The human infant can perhaps best be viewed as a hollow tube. Milk goes in one end, biohazard waste is extruded out the other. One end makes funny noises, the other makes distressing ones, and your job is to try to remember which end to fill up with chow, and which to put the nappy on – all while battling severe sleep deprivation and trying to look like you know what you're doing in front of your own parents, who gleefully take your every failure as a dose of revenge, served cold.
Nobody really warns you about the sheer quantity of throughput you'll be dealing with. My newborn Max is artlessly ruining at least seven or eight nappies a day, a disproportionate number of those within seconds of putting them on.
Each time, there I stand, one hand defending myself and the furniture from breakaway streams of urine and the other clutching a warm, turdy diaper, holding it out of reach of a hungry labrador who's expressing great interest in a snack.
Eva the dog takes great offense at just about anything we throw out – her classification of what's food is broad and often contentious. She ate the "how to train the perfect puppy" book, for example, along with a Livescribe Sky smart pen, the lino off the laundry floor and a bunch of exposed wiring on my old Kawasaki. She dines regularly on her own feces (handy for yard cleanup, less exciting when she wants kisses), and she yearns more than anything to sample what little Max has been brewing up in that nappy of his.
What I'm getting at is that nappy disposal can definitely be an issue. Ultimately you'd take these foul little gift boxes outside to the bin, but you can't leave the kid on the change table, because their first instinct is to roll off it, bang their head and advertise just how bad a parent you are. Actually, that's their second instinct, close behind their urge to jazz the place up with excretory decorations as soon as the nappy is off.
The Sangenic is a diaper disposal bin that seals in the freshness of each nappy as you go, meaning you can have a nappy bin right next to your change table that's entirely operable using one hand, it doesn't let the smell out, and it can't be opened by dogs.
It comes equipped with a long, plastic, antibacterial liner tube. You plonk the used nappy inside, along with any wipes, then use a little handle to twist the bag off and seal it into an airtight plastic sausage. You then close the lid, which has a plunger thing attached, and it pushes the little baby-butt bratwurst down into its belly. Here's a demonstration, with soothing piano music:
Mine handles about 25 nappies before it needs emptying, and the liner tube refills are supposed to last about a month. Max is only three weeks old at this point, so I can't speak to that.

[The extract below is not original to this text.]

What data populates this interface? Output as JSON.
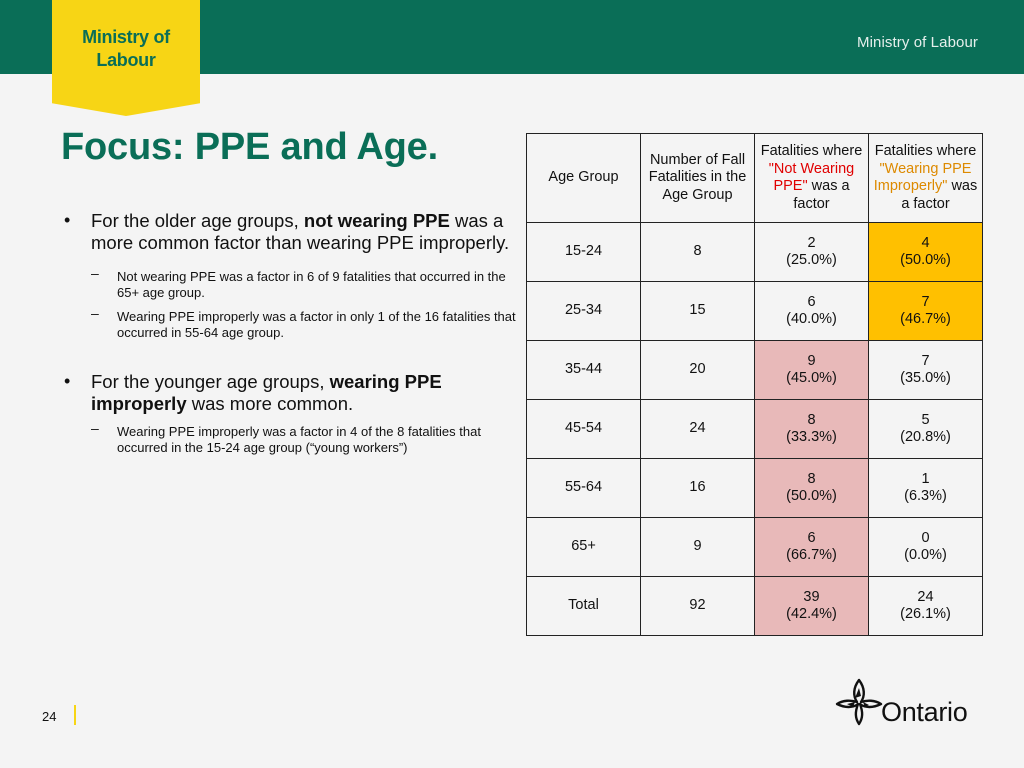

Eva the labrador has not yet managed to break in to this bin – although I don't doubt her commitment or resolve, and she has a lot of time on her paws, so I don't rule it out as a possibility.
At AU$29 (US$27), it's a bit more expensive than a normal bin, but far from exorbitant. AU$60 (US$56) buys you a pack of six liner tubes, which in theory should last six months, but that depends on the frequency with which your child blurts through nappies.
A gift from my very thoughtful brother, we've dubbed ours "the nappy sausage machine," and it's been a very handy gadget – perfect for the new parent who's already sick of dealing with people's crap.